A revolutionary organization has to be one that is willing to participate in destroying every aspect of imperialist or colonialist State power. If you ain’t interested in power, you ain’t interested in freedom. You’re just praying. You’re just hoping that the next person in power is going to do right by you.
The imperialists and the petty bourgeoisie are not interested in destroying State power. They want to come to power, but they want to use the same organs of power that were put there by the ones who preceded them.
That’s why none of these Uncle Tom, so-called revolutionary, neocolonial forces destroy the power of the pre-existing State. They try to incorporate it and use it for their own benefit.
But the State by its very definition is an entity that was born for the purpose of oppressing. The colonial State was born to oppress colonized people.
So if somebody comes to power in a colonial country and takes the same apparatus that the white folks were using as the State apparatus, that entity only has the capacity to oppress African people.
So we have to make a revolution by building an international revolutionary organization. We have to put revolutionary organization on the ground everywhere African people are in the world.
We aren’t trying to make friends with any Uncle Tom on earth — whether he’s in power or out of power.
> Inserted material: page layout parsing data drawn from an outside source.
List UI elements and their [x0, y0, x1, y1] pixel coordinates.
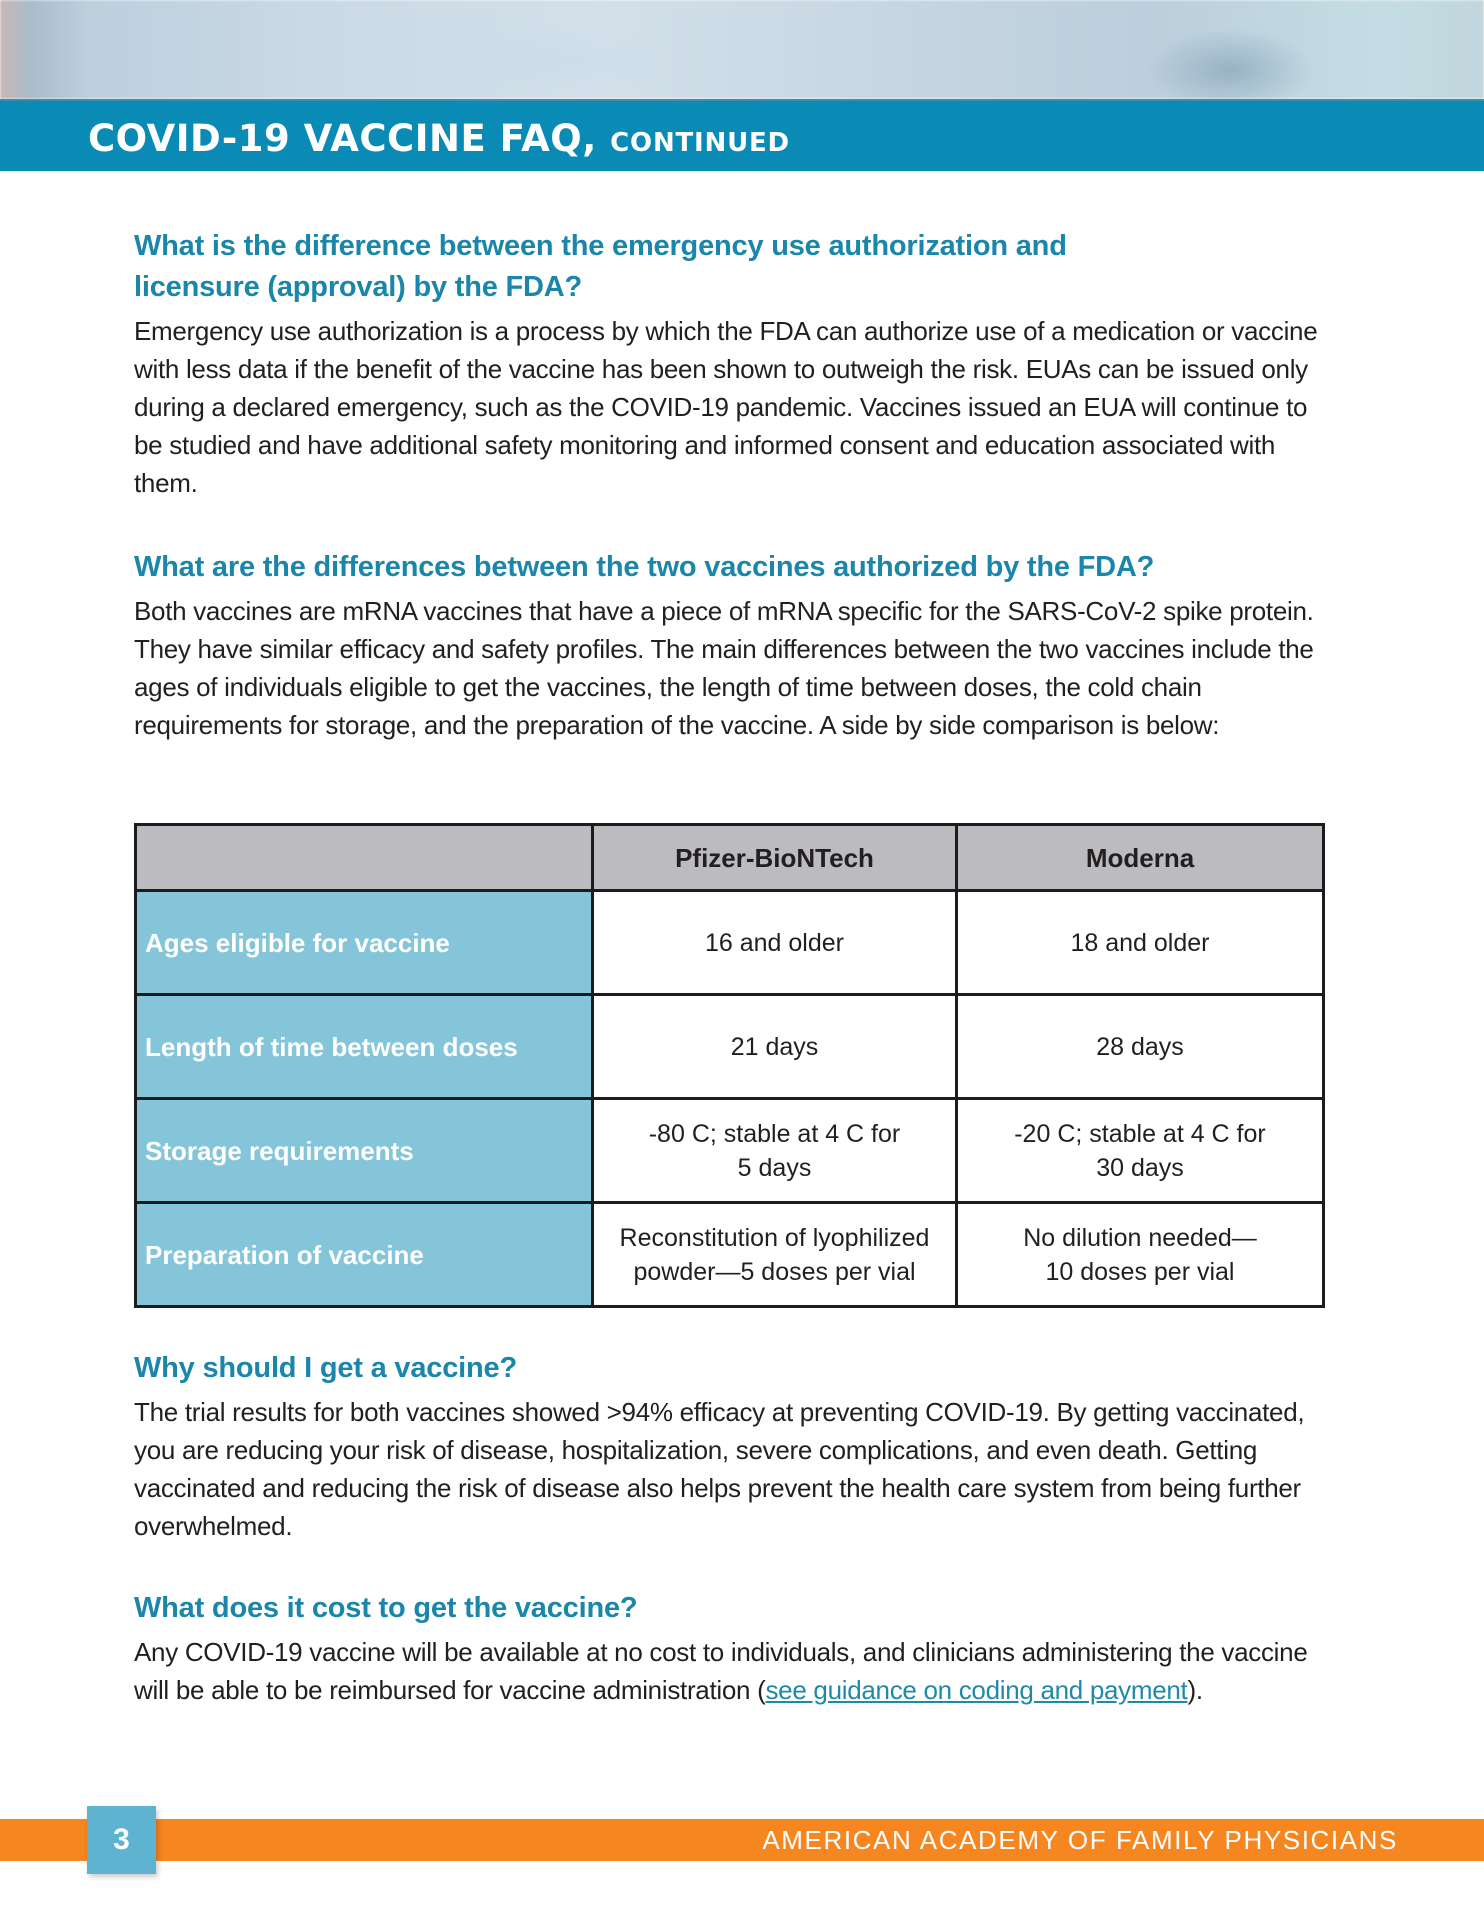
page-title-suffix: CONTINUED: [610, 128, 790, 158]
row-label: Length of time between doses: [136, 995, 593, 1099]
faq-question: What are the differences between the two vaccines authorized by the FDA?: [134, 551, 1155, 583]
vaccine-comparison-table: [134, 823, 1325, 1308]
row-label: Ages eligible for vaccine: [136, 891, 593, 995]
faq-question: What does it cost to get the vaccine?: [134, 1592, 638, 1624]
table-corner-cell: [136, 825, 593, 891]
faq-answer: Any COVID-19 vaccine will be available at no cost to individuals, and clinicians administering the vaccine will be able to be reimbursed for vaccine administration (see guidance on coding and payment).: [134, 1637, 1308, 1705]
table-header-row: [136, 825, 1324, 891]
faq-answer: Emergency use authorization is a process by which the FDA can authorize use of a medication or vaccine with less data if the benefit of the vaccine has been shown to outweigh the risk. EUAs can be issued only during a declared emergency, such as the COVID-19 pandemic. Vaccines issued an EUA will continue to be studied and have additional safety monitoring and informed consent and education associated with them.: [134, 316, 1318, 498]
faq-answer: The trial results for both vaccines showed >94% efficacy at preventing COVID-19. By getting vaccinated, you are reducing your risk of disease, hospitalization, severe complications, and even death. Getting vaccinated and reducing the risk of disease also helps prevent the health care system from being further overwhelmed.: [134, 1397, 1305, 1541]
column-header-moderna: Moderna: [957, 825, 1324, 891]
faq-question: What is the difference between the emergency use authorization and licensure (approval) by the FDA?: [134, 230, 1067, 303]
header-photo-strip: [0, 0, 1484, 99]
pfizer-cell: 21 days: [593, 995, 957, 1099]
moderna-cell: 18 and older: [957, 891, 1324, 995]
footer-bar: [0, 1819, 1484, 1861]
faq-section-eua: [134, 226, 1324, 502]
pfizer-cell: 16 and older: [593, 891, 957, 995]
coding-payment-guidance-link[interactable]: see guidance on coding and payment: [765, 1675, 1188, 1705]
page-title-main: COVID-19 VACCINE FAQ,: [88, 117, 597, 160]
moderna-cell: No dilution needed— 10 doses per vial: [957, 1203, 1324, 1307]
faq-question: Why should I get a vaccine?: [134, 1352, 517, 1384]
row-label: Preparation of vaccine: [136, 1203, 593, 1307]
pfizer-cell: -80 C; stable at 4 C for 5 days: [593, 1099, 957, 1203]
faq-answer: Both vaccines are mRNA vaccines that have a piece of mRNA specific for the SARS-CoV-2 spike protein. They have similar efficacy and safety profiles. The main differences between the two vaccines include the ages of individuals eligible to get the vaccines, the length of time between doses, the cold chain requirements for storage, and the preparation of the vaccine. A side by side comparison is below:: [134, 596, 1314, 740]
page-title: [88, 117, 790, 160]
page-number: 3: [87, 1806, 156, 1874]
faq-section-differences: [134, 547, 1324, 744]
footer-organization: AMERICAN ACADEMY OF FAMILY PHYSICIANS: [762, 1825, 1398, 1855]
table-row: [136, 1203, 1324, 1307]
moderna-cell: 28 days: [957, 995, 1324, 1099]
pfizer-cell: Reconstitution of lyophilized powder—5 doses per vial: [593, 1203, 957, 1307]
title-banner: [0, 99, 1484, 171]
faq-section-cost: [134, 1588, 1324, 1709]
faq-section-why: [134, 1348, 1324, 1545]
table-row: [136, 995, 1324, 1099]
moderna-cell: -20 C; stable at 4 C for 30 days: [957, 1099, 1324, 1203]
table-row: [136, 891, 1324, 995]
column-header-pfizer: Pfizer-BioNTech: [593, 825, 957, 891]
table-row: [136, 1099, 1324, 1203]
row-label: Storage requirements: [136, 1099, 593, 1203]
Our objective is to fight Uncle Tom and Uncle Sam and all the imperialist forces around the world, and to do that, we have to have an organization of professional revolutionaries.
We have to have people who have determined that no matter what occupation they may have, their profession is revolution. People who have decided that “my life, my future is dedicated to the liberation and unification of Africa and African people.”
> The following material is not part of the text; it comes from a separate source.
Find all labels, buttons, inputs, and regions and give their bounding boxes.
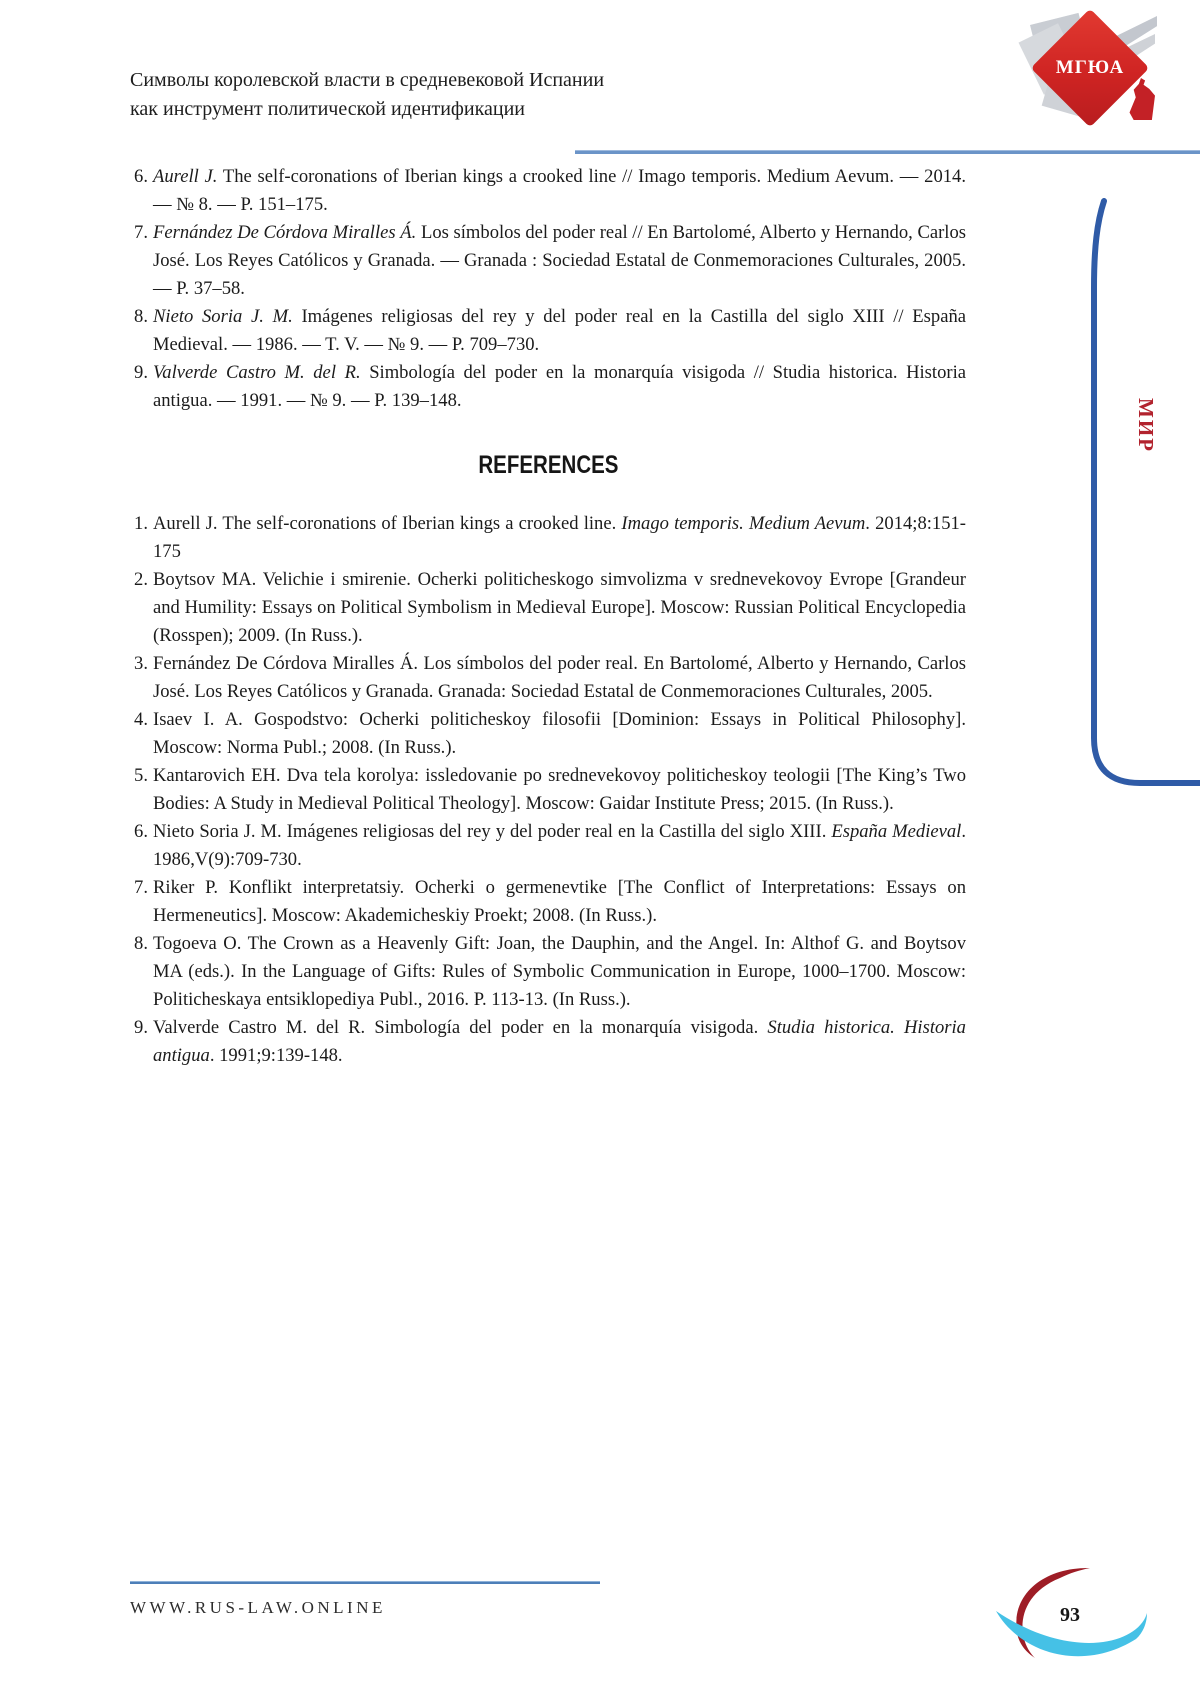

We have to have people who will bet their future on the revolution, not on what they can get with their college degree. Not on the fact that I’m going to get a good job or a promotion later on down the road.
We have to have people who say, “I ain’t worried about that because the revolution’s going to solve all that.” We have to have people who can turn it loose, let imperialism go, let colonialism go, throw it out the window, and unite with the revolution.
When you do that you unite with the future. When you hold on to the other stuff you’re trying to hold on to the past. You’re trying to hold back the revolution.
Down with the past! Forward with the revolution!
One Africa! (One Nation!) One Nation! (One Africa!) Izwe Lethu! (I Africa!) Uhuru!